Many parents of children with autism spectrum disorders (ASDs) report that behavior improves when their children eat a diet free of the proteins gluten and casein. Gluten is found primarily in wheat, barley and rye; casein, in dairy products. Last year, clinicians within Autism Speaks Autism Treatment Network (ATN) investigated the issue and found insufficient evidence of clear benefit. We called for clinical studies, and these studies are now underway.
While we’re awaiting the results, it’s reasonable to ask what harm could result from trying a casein-gluten-free diet. Certainly, dietary changes can be worth investigating and trying, and many parents report improvements in behavior. However, until more clinical studies are completed and more evidence of safety and benefit is available, parents who place their child on a casein-gluten-free diet need to take extra steps to ensure they do so in a safe and reliable manner.
First, when parents decide to try a casein-gluten-free diet for their child, I strongly urge them to consult with a dietary counselor such as a nutritionist or dietician. Although it’s easy to find casein-gluten-free dietary plans on the Internet, few parents—or physicians—have the experience and knowledge to determine whether a child’s diet is providing all the necessary requirements for normal growth and development. Keep in mind that foods containing gluten and casein are major sources of protein as well as essential vitamins and minerals such as vitamin D, calcium, and zinc.

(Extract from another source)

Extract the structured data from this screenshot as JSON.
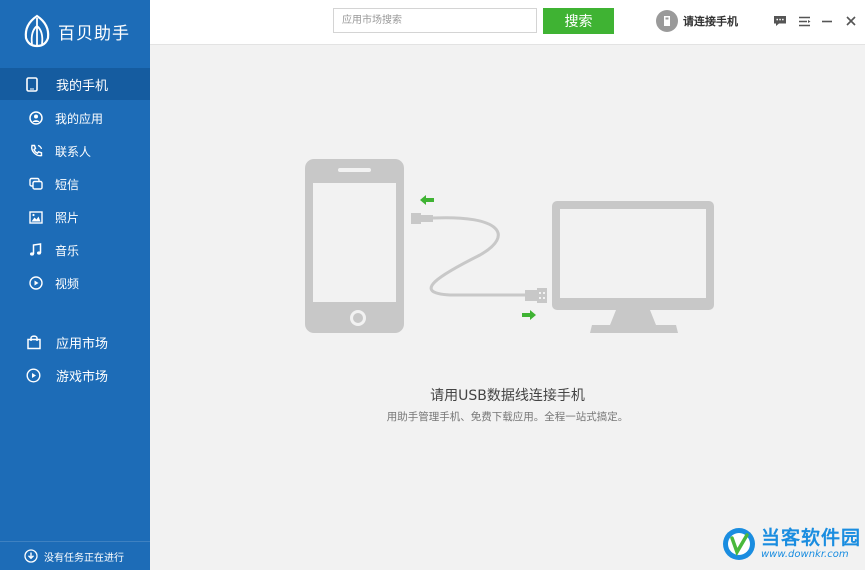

I recommend that parents bring the nutritionist or dietician a 3- to 5-day dietary history for their child (writing down what was eaten and how much) and have this reviewed to determine whether there is a real risk for nutritional deficiency. The nutritionist or dietician can then work with the family to add foods or supplements that address potential gaps in nutrition.
After establishing a plan for a safe and complete diet, I encourage parents to set up a reliable way to measure their child’s response to the diet. This should start before the diet is begun, with a list of the specific behaviors that the family would like to see improve. Examples might include angry outbursts, inability to sit quietly during class, problems sleeping at night, or not speaking to others.
Next recruit teachers, therapists, babysitters, and others outside the family to help you objectively monitor these targeted behaviors and verify your perception of changes. If you reach a consensus that improvements are occurring, continuing the diet may be worth the cost and effort.
However, one should still question whether the improvements are due to the removal of all gluten and casein from the diet. The changes might be due to removal of just one of these proteins. For example, some parents report improvement with a casein-free diet, and others report improvements with gluten-free diets.
In fact, the behavioral changes may be due to dietary changes other than the removal of casein or gluten. For example, the improvement might be due to the fact that the new diet replaces processed foods high in sugar and fat with healthier foods such as whole grain rice, fruits, and vegetables.
These alternative explanations are important to consider because a strict casein-gluten free diet requires hard work and can be costly. For example, it may be difficult for your child to eat from the menus in a school cafeteria or restaurant. Birthday parties present another challenge. As a parent, you’ll likely be faced with the task of sending or bringing special meals and treats when your child eats away from home.
Autism Speaks ATN continues to support research and clinical improvement endeavors on nutritional and on gastrointestinal issues associated with autism through the HRSA-funded Autism Intervention Network for Physical Health.